Ronda Rousey will face Gina Carano on May 16, as we preview this upcoming fight.
Rousey, 39, has not competed in MMA since December 2016, when Amanda Nunes stopped her in the first round — a result that came twelve months after Holly Holm had handed her a second-round stoppage loss and ended her run as champion. Those back-to-back defeats effectively closed her UFC chapter. She transitioned to WWE, became a multi-time champion across several years on the roster, and walked away from professional wrestling in 2023.
Carano's layoff is even longer. The 7-1 record she carried into retirement was built during a period when she was considered one of the most dangerous women in the sport, before a 2009 Strikeforce loss to Cris Cyborg brought her fighting career to a close. In the seventeen years since, she built a substantial acting career with prominent roles in The Mandalorian, Deadpool, and Fast & Furious 6. The bout will be contested at featherweight — 145 pounds — over five rounds of five minutes each with four-ounce gloves.

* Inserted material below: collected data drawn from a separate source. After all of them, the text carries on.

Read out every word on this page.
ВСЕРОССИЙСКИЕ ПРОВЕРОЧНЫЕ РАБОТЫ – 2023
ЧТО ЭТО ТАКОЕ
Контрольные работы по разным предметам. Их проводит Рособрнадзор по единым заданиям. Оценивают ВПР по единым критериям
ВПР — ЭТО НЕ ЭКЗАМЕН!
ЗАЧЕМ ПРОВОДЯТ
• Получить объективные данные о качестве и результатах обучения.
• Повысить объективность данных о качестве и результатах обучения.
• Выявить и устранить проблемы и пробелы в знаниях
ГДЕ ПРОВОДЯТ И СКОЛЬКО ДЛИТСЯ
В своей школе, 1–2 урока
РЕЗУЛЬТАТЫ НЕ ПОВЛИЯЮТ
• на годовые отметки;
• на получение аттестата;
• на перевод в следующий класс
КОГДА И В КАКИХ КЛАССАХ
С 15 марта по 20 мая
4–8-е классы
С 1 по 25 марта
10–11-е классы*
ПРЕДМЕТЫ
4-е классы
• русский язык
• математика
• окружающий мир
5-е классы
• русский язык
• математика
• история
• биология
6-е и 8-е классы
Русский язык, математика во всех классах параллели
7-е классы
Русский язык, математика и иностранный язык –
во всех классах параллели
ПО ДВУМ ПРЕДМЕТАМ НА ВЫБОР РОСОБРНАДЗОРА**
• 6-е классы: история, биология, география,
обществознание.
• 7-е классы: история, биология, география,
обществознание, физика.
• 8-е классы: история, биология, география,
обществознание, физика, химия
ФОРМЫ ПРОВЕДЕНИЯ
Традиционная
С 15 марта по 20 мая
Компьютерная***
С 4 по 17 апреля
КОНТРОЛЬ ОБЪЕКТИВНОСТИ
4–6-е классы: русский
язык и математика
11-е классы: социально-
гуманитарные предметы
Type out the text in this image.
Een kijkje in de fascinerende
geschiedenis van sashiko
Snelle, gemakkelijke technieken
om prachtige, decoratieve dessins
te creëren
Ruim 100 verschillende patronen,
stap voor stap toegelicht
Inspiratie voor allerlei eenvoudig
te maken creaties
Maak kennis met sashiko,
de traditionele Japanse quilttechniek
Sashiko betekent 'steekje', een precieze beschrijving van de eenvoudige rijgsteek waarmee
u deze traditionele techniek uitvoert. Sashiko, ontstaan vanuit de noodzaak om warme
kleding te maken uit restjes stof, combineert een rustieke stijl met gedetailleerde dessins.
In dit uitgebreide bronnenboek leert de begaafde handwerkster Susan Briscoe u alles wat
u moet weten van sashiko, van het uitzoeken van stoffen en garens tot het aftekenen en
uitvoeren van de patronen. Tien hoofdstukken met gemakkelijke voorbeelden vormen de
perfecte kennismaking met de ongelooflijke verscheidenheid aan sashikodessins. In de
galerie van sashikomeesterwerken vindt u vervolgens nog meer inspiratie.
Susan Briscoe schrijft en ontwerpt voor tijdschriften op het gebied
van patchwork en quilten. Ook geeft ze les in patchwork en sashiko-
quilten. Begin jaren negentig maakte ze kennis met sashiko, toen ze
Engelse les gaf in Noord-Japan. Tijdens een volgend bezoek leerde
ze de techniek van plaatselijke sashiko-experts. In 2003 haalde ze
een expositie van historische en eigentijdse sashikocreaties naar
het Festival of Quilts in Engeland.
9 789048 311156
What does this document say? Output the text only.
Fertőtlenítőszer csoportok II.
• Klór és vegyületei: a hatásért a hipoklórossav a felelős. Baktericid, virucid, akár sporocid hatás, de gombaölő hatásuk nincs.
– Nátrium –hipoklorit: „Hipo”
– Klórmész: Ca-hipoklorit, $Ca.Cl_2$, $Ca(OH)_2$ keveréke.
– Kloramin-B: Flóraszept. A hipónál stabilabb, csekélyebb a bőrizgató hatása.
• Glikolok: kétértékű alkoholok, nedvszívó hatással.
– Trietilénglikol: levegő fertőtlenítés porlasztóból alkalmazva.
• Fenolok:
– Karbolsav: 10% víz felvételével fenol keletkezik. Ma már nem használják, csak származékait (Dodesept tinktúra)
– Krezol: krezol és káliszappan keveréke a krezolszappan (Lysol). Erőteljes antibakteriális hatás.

Rousey will look to close distance quickly, absorb whatever is thrown at her on the way in, and get to the body-lock range where her grappling takes over. Once she's on the ground, the armbar remains her signature — she finished the majority of her career wins that way and Carano, 17 years removed from competition, is unlikely to have spent those years sharpening her submission defense.
If Carano can use lateral movement, well-timed strikes on the way in, and dirty boxing to disrupt Rousey's rhythm, she has a chance to keep this competitive on the feet for at least the early rounds. The problem is that Carano hasn't competed in 17 years either, and her physical conditioning for a five-round, five-minute format against someone with Rousey's grappling instincts is the largest question mark in the fight.